Our outer state (line 3) is inactive in this tao and we need to preserve that inactivity if we are to change out of our mind-desire mode of being—the mode of trying to make something “better”.

The Chinese Image
Amongst fine silks are ragged clothes.
Be careful all day.

Amongst our wide aspirations are narrow desires; all day is throughout conscious activity, and being always aware of them will itself change them.

Line 5 goes yin

more awareness of intuition

Intuitive feeling is the basis of our knowing our circumstance and this line 5 is about the conscious interpretation of that feeling; when we become more involved here we consider how to use the life force.

The Chinese Image
Someone in the east sacrifices an ox with less benefit than one in the west who makes a spring offering.

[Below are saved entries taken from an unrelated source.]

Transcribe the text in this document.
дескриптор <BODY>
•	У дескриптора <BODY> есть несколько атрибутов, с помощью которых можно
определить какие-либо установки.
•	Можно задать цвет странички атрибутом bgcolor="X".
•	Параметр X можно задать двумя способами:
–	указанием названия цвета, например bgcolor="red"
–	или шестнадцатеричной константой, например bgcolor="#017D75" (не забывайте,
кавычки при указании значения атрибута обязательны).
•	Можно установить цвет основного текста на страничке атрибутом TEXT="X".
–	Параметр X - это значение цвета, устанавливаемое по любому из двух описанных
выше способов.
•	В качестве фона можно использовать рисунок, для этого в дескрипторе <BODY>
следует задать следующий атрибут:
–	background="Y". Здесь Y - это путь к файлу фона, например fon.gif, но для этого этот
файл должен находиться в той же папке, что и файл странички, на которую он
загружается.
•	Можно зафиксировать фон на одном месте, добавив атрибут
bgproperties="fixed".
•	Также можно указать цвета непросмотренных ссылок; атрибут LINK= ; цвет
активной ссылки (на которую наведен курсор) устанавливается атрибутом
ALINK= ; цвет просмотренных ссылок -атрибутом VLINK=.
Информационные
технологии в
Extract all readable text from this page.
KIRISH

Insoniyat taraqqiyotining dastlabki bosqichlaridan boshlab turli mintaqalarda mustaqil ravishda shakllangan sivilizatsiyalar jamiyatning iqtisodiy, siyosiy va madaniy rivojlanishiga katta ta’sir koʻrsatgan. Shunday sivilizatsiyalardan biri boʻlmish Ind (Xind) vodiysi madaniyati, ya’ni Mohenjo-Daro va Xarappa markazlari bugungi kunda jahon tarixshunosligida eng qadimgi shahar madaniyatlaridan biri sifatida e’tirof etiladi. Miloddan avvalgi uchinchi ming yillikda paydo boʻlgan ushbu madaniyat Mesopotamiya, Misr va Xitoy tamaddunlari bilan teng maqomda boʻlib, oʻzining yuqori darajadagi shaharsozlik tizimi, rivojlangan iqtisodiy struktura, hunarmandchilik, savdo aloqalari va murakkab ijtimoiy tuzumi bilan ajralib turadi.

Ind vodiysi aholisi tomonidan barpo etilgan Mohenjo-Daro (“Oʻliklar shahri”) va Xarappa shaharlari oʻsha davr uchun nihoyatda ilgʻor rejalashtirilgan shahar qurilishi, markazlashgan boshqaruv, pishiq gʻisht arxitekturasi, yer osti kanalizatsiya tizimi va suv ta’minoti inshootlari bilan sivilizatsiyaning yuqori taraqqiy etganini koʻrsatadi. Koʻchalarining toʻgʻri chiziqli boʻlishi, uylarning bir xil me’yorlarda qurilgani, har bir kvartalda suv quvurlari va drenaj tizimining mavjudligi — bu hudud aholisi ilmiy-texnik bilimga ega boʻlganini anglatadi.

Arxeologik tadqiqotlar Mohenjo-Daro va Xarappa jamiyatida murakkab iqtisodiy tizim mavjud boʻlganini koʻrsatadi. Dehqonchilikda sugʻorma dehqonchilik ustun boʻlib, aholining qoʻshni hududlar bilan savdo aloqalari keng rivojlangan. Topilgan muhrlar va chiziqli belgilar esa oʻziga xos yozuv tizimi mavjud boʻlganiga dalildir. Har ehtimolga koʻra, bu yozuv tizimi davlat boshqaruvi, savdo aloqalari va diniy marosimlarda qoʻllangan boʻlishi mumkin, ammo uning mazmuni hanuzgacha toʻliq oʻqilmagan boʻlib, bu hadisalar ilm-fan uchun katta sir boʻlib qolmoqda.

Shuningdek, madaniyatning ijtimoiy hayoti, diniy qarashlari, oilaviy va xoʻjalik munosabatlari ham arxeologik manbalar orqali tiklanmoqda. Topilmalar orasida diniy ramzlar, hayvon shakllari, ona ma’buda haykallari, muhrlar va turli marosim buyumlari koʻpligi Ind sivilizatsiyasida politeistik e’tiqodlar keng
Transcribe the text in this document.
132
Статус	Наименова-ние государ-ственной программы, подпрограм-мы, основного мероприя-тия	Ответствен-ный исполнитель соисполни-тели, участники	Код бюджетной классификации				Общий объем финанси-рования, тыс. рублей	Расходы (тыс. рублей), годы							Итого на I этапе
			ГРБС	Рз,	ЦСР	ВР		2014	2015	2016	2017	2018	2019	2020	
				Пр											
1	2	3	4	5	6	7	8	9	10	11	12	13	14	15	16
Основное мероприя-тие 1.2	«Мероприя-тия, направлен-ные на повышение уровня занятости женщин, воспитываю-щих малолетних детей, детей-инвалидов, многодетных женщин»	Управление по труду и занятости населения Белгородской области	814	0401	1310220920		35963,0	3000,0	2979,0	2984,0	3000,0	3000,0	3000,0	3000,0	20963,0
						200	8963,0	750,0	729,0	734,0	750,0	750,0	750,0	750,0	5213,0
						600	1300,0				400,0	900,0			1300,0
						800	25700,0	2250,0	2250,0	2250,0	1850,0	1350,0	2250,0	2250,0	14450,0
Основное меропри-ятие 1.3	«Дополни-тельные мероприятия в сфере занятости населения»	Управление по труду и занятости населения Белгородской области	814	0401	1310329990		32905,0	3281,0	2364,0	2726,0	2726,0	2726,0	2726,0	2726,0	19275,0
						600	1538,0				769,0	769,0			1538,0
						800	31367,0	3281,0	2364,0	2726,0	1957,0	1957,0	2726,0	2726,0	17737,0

The ox is the strength of outer activity and this is sacrificed at the beginning (the east where the sun rises).
The spring offering is the sacrifice of beginnings (a giving up before we start and so an offering, not a killing); this is made at the end of a cycle (the west).
So it is more beneficial to give up starting new things, which arises when the old are ended, than to kill off the outside activity after it has developed.

Line 6 goes yang

our inner being accepts less

If our inner being does not accept the end of a cycle the transition cannot complete.

The Chinese Image
His head is submerged in the water.
Danger.

The head is the controller and here it is right in the liquifying process of change. For identity to emerge changed from transition it needs to flow in the momentum of being changed, not to get involved in controlling it.